Gingerbread Cake with Cream Cheese Frosting
Prep time
15 mins
Cook time
35 mins
Total time
50 mins
Ingredients
FOR THE CAKE:
- 1 cup GF all-purpose flour
- 1 tsp ground ginger
- 1 tsp ground cinnamon
- ½ tsp ground cloves
- 1 tsp baking powder
- ½ tsp baking soda
- ½ tsp salt
- ½ cup unsulphured molasses
- ½ cup hot water
- 2 eggs
- ½ cup unsalted butter, softened
- 1 cup granulated sugar
- 1 tsp pure vanilla extract
FOR THE CREAM CHEESE FROSTING:
- ¼ cup unsalted butter, softened
- 4 oz cream cheese, softened
- 1.5 cups powdered sugar
- ½ tsp pure vanilla extract
Preparation
- Preheat oven to 350 degrees. Line pan with non-stick aluminum foil or parchment paper. I used an 8x8 inch glass pan.

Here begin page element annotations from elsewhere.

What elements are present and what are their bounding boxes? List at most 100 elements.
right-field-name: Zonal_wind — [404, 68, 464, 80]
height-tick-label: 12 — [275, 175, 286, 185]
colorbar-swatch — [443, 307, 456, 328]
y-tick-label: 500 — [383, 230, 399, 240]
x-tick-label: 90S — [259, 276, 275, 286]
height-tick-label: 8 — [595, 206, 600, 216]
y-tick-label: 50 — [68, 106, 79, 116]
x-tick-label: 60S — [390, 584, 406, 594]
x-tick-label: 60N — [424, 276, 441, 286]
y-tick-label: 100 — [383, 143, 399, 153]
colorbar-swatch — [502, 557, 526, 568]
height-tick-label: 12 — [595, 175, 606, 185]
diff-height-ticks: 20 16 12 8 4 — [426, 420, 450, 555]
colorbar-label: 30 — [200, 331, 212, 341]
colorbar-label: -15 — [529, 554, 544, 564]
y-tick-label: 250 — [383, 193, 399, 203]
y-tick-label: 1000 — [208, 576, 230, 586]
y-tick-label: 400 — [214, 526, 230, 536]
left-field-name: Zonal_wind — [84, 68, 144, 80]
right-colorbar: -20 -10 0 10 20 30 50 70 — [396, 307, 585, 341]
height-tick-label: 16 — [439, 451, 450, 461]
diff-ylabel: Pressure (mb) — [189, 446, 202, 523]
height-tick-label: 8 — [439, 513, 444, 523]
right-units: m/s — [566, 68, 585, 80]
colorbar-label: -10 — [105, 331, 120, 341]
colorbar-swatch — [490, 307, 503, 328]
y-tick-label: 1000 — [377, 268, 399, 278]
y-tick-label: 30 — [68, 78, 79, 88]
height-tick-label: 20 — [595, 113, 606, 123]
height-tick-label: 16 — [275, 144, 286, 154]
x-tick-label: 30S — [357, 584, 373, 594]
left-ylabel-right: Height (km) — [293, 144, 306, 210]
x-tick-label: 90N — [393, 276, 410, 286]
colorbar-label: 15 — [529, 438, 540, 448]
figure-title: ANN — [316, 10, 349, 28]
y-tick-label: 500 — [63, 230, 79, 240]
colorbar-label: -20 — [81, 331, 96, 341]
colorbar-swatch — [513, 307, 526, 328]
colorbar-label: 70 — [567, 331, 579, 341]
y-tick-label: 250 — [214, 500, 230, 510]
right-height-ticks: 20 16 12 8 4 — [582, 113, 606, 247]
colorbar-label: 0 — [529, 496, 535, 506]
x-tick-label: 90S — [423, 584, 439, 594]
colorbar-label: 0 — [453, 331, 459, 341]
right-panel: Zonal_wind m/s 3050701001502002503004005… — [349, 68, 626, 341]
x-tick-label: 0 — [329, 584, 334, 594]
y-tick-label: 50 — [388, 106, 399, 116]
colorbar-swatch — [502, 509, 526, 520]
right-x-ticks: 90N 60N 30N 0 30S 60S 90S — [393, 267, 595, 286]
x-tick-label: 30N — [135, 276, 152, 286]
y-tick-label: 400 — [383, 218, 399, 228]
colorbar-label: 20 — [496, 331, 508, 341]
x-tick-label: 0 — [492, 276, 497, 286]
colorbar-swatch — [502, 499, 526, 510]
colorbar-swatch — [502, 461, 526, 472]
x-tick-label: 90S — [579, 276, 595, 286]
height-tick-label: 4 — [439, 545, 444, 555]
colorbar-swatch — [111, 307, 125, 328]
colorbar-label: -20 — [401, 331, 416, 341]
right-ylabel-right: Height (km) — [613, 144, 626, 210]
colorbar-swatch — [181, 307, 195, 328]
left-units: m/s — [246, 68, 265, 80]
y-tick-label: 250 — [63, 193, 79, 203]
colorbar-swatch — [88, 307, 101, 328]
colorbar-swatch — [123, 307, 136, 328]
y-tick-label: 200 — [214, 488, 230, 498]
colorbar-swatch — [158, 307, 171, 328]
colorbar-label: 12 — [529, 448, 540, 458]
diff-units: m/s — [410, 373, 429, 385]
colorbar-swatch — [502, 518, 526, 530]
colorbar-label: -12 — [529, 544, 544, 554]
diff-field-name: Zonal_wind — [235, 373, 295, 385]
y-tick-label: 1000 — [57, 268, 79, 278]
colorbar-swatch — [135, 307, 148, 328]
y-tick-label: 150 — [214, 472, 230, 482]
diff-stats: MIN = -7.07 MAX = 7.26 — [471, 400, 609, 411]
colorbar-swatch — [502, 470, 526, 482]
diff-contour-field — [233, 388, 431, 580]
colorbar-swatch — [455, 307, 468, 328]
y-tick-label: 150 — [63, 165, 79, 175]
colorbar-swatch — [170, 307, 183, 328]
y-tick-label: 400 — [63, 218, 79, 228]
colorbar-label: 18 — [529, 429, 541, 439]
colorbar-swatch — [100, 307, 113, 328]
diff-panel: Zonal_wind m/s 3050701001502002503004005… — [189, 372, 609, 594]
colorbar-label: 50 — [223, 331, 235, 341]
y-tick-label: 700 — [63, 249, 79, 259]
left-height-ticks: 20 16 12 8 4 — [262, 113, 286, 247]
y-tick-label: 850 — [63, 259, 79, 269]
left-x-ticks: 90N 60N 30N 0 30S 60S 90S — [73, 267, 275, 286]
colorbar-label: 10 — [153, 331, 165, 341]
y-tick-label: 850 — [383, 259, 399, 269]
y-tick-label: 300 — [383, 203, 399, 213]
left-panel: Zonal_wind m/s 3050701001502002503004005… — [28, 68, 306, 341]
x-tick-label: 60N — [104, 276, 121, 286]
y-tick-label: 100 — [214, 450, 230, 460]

- In a large bowl, mix together the flour, ginger, cinnamon, cloves, baking powder, baking soda, and salt.
- In a medium bowl, combine the molasses and hot water until completely combined. Then add the eggs, butter, granulated sugar, and pure vanilla extract. Mix together.
- Add the medium bowl mixture into the large bowl mixture. Combine but don't overmix.
- Pour batter into pan.
- Bake for about 35-40 minutes. When a toothpick comes out clean from the center, they're done. Let the cake cool before frosting it.
- To make the frosting, beat the cream cheese, butter, and pure vanilla extract until fluffy. Then add in the powdered sugar, and mix well. I recommend using a mixer machine to make the frosting since it makes it smooth and creamy, but you can also mix it together with a spatula.
- Frost the gingerbread cake with cream cheese frosting. Can add chopped walnuts on top as well. You can store any leftovers in an airtight container.